Some scandals find traction in Washington, others fizzle. The Taiwangate affair–which involves a $100 million secret Taiwan government slush fund that financed intelligence, propaganda, and influence activities within the United States and elsewhere–seems to be in the latter category at the moment. The beneficiaries of the lack of attention include three prominent Bush appointees at the State Department who, before joining the Bush administration, received money from this account. And one of these officials, John Bolton, the undersecretary of state for arms control and international security, submitted pro-Taiwan testimony to Congress in the 1990s without revealing he was a paid consultant to Taiwan. His work for Taiwan, it turns out, was financed by this slush fund.

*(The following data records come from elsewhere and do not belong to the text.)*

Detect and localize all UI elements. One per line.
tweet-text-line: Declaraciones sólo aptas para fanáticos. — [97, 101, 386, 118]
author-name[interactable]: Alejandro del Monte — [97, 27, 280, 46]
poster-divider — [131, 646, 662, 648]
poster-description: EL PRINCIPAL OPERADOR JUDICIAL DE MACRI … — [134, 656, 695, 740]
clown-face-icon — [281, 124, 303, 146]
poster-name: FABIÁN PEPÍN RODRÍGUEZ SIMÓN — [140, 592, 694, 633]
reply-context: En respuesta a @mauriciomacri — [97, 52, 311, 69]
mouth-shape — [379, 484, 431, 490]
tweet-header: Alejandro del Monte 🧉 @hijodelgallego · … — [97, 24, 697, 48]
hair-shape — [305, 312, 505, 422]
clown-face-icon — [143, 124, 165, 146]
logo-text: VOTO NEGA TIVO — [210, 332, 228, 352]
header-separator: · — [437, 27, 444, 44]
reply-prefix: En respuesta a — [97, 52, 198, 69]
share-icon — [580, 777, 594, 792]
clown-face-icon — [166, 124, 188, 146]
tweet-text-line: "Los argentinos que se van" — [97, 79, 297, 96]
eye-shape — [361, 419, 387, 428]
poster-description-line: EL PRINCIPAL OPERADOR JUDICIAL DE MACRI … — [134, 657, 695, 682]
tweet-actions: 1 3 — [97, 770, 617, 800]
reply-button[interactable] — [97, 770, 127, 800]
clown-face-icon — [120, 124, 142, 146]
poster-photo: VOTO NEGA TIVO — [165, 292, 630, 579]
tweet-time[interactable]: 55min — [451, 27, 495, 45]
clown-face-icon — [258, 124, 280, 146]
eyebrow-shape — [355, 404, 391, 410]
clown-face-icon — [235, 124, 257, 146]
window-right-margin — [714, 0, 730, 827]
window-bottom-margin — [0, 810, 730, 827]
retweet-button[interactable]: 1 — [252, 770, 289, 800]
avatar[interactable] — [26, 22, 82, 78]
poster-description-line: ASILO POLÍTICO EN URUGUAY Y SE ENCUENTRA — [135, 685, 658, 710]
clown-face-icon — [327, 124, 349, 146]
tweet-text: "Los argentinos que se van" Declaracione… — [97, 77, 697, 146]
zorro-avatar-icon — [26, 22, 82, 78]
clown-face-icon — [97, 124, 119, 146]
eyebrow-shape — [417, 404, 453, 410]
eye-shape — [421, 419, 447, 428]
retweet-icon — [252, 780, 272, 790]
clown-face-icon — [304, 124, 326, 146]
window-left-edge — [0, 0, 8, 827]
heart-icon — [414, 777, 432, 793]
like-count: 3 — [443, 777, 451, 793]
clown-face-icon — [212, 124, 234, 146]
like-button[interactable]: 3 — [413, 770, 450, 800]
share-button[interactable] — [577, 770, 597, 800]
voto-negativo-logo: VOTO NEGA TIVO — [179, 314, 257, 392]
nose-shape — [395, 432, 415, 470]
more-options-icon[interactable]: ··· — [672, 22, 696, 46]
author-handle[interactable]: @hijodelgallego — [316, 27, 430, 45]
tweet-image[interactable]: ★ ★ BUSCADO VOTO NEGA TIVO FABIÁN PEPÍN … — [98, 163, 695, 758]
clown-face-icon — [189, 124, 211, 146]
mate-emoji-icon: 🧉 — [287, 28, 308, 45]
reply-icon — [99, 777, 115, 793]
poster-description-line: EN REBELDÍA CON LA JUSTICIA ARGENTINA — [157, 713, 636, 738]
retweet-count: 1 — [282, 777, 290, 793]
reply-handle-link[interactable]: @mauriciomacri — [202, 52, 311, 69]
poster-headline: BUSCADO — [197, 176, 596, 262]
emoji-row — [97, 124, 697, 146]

On April 2, The Nation reported that news stories out of Asia, citing leaked classified documents, showed that former Taiwan President Lee Teng-hui had established an illegal covert fund when he was in office and that several million dollars from it apparently were used to pay for a pro-Taiwan lobbying campaign in Washington mounted by Cassidy and Associates, a powerful lobbying firm. The clandestine account, according to the Asian media reports, underwrote the travels of Carl Ford, Jr., a former senior CIA analyst who was a consultant to the Cassidy and Associates effort. The Pacific Forum, the Honolulu-based armed of the Center for Strategic and International Studies, also received money–perhaps $100,000–from the slush fund, when James Kelly, a past National Security Council officer, headed the Forum. Forty-thousand dollars of that money, CSIS confirmed, was sent to Harvard to cover the costs of a fellowship for a former Japanese defense official. In May 2001, Bush appointed Ford to be assistant secretary of state for intelligence and research, and Kelly to be assistant secretary of state for East Asian and Pacific affairs. (For more details, see the “Capital Games” dispatch preceding this one, “Taiwangate?–Bush Appointees Linked to Secret Slush Funds.”)
On April 5, The Washington Post published a similar story, reporting that Taiwanese officials said the fund had paid $30,000 to John Bolton for research papers he wrote in the mid-1990s on how Taiwan could win readmission into the United Nations.
Neither the State Department nor the three State officials who reportedly received money from Lee’s slush fund have felt compelled to make a statement regarding the scandal. None of the officials would answer any questions from The Nation or the Post on the matter.
The day the Post story appeared, a reporter at the daily State Department briefing asked Philip Reeker, the deputy spokesman for the department, to comment on the Post’s article and the involvement of “State Department officials like John Bolton and Jim Kelly” in the slush fund.
“No, I don’t think I read the story,” Reeker said, “and I don’t think we would comment on things that involve people prior to their work at the State Department, their official capacity. So that is just not something we would have anything on.”